Thursday, March 3, 2016

Part 2: The Financial Mistakes You Must Stop Altogether this New Year


Filipino Accountants in Dubai

Filipino accountants in Dubai always deal with financial statements that they need to analyze and check for any mistakes. They also develop budgets and must determine which expenses needs to be cut or make the cut. They must be driven by logic and adept in mathematics. There is no room for second guessing or doubt because once an erroneous financial report is released—even if it is only a misplaced decimal point—the future of a company is always at stake.

Filipino accountants in Dubai are not driven by behavioral finance while at work. However, as humans, and the moment they are outside work, they might make faulty financial decisions with regards their personal lives. What is behavioral finance? As a recap, this is the irrational decisions people make on how they spend, borrow, or save money.

On the previous post, we have discussed the first batch of these fallacies. We have learned that we should not compromise our savings even though an item is just “worth a two-month salary”. Money is fungible and no matter how good you are in budget allocation, once you’ve taken other expenses for granted such as loan or debt, your budgeting skills will be useless. You should also weigh the pros and cons of a product before buying it. And expect the unexpected regarding the erratic changes of bargain sale schedules in malls or supermarkets.

Let us continue dissecting other behavioral financial mistakes that we must end this 2016:

Gambler’s Fallacy

Based on the definition in, it is “when an individual erroneously believes that the onset of a certain random event is less likely to happen following an event or a series of events.” Have you ever put your faith on the outcome of a certain event in luck, fate, by crossing your fingers, or how the stars are aligned? This is the mindset of these individuals.

The examples of these are joining in promos, betting on horse racing and playing the lottery. What is their mantra? “The more entries you send, the more chances of winning.” Well, it should be “May the odds be in your favor.”

Herd Behavior

Just how many times have you followed a certain trend or bought an item because it is the hottest on the market right now? When buying online, do you hit the “most popular” or the “top sellers” filter button to aggregate your search results? In case you haven’t noticed, you’re not really buying the best item on stock but you’re just following what the majority chose. This is the “herd behavior.”

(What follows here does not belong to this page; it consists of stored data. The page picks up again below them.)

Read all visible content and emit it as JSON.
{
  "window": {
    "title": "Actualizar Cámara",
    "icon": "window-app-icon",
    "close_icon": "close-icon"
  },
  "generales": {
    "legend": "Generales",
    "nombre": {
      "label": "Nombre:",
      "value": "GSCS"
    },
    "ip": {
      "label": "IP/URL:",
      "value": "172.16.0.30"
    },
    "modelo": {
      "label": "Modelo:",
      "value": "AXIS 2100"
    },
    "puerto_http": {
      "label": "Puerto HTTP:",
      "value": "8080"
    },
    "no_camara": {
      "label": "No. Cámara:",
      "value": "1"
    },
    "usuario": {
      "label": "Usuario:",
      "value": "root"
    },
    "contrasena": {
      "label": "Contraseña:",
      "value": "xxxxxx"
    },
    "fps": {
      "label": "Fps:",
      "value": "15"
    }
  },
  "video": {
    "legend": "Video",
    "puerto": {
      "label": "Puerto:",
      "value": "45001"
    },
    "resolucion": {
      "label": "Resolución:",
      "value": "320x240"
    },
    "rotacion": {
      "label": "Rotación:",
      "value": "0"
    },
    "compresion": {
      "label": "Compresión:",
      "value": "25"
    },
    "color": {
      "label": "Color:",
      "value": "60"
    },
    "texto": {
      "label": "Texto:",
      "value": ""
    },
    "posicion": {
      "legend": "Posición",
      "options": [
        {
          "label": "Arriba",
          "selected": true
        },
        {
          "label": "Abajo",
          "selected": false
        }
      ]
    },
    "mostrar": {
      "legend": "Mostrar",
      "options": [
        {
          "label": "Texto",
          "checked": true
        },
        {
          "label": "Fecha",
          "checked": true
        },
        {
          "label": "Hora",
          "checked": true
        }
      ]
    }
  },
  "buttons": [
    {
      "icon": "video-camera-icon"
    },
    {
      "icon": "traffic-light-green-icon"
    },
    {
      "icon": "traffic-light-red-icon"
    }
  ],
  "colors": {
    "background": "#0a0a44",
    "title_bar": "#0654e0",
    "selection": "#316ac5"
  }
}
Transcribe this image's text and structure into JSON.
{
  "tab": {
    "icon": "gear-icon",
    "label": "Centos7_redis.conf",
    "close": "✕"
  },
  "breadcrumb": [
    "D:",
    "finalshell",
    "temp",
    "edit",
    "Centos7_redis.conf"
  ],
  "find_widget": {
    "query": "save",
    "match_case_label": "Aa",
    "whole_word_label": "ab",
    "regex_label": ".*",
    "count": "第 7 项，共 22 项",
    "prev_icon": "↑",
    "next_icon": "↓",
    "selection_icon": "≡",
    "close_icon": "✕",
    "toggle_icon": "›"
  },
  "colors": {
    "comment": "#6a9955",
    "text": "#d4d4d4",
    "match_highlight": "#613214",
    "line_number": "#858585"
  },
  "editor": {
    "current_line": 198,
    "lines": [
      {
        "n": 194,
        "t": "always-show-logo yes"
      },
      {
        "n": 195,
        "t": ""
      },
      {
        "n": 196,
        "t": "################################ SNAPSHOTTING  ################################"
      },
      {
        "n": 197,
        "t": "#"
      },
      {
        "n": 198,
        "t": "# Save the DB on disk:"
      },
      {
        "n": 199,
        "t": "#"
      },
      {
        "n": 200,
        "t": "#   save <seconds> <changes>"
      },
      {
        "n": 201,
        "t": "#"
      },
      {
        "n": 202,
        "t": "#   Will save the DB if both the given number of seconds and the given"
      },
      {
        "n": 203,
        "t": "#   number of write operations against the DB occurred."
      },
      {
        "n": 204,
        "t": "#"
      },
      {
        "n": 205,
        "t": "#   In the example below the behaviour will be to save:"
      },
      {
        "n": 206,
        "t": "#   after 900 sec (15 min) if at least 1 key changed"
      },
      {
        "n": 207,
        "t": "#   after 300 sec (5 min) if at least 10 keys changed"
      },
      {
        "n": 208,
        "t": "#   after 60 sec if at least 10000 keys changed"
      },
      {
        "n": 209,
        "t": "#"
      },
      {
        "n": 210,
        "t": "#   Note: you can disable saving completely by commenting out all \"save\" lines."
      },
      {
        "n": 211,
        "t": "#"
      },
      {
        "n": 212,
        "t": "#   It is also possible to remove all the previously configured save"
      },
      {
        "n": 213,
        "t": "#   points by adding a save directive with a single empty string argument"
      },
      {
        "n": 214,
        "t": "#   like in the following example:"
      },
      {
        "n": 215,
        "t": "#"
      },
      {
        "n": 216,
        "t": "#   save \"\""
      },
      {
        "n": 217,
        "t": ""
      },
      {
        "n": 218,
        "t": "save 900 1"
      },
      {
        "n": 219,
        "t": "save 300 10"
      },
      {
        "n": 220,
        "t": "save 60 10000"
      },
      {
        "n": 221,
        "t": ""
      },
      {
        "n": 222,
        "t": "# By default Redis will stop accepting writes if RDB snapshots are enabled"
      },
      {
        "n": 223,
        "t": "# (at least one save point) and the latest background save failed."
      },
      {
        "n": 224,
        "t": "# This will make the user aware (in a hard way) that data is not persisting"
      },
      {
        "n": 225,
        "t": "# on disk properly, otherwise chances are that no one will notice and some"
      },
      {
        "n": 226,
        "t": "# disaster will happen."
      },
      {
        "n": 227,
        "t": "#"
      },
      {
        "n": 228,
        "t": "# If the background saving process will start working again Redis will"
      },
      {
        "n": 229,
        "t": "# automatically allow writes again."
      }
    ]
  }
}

Human beings tend to overestimate their abilities or skills just because they’ve been in that situation a couple of times. An example of this is having high hopes to win in a contest even when you have to compete with hundreds of contestants. Financial examples of this is investing in stock market and gambling. To avoid being in this kind of situation, always treat every financial endeavor as a new humbling experience and carefully analyze your every move.

Regret Theory

This is the flipside of overconfidence. This is the manner of making financial decisions under the veils of uncertainty. People with this kind of behavior expect the worst out of a situation. They are not, in general, negative thinkers but it is easier for them to accept the outcome of their financial decisions if they already anticipate that something bad will happen.

It is either an individual may avoid making a decision for the fear of losing or they will do it for the fear of missing out a great opportunity.

Which one of these behaviors do you want to change? Just make sure it is not included in your New Year’s Resolution list because that is another behavioral fallacy we need to discuss.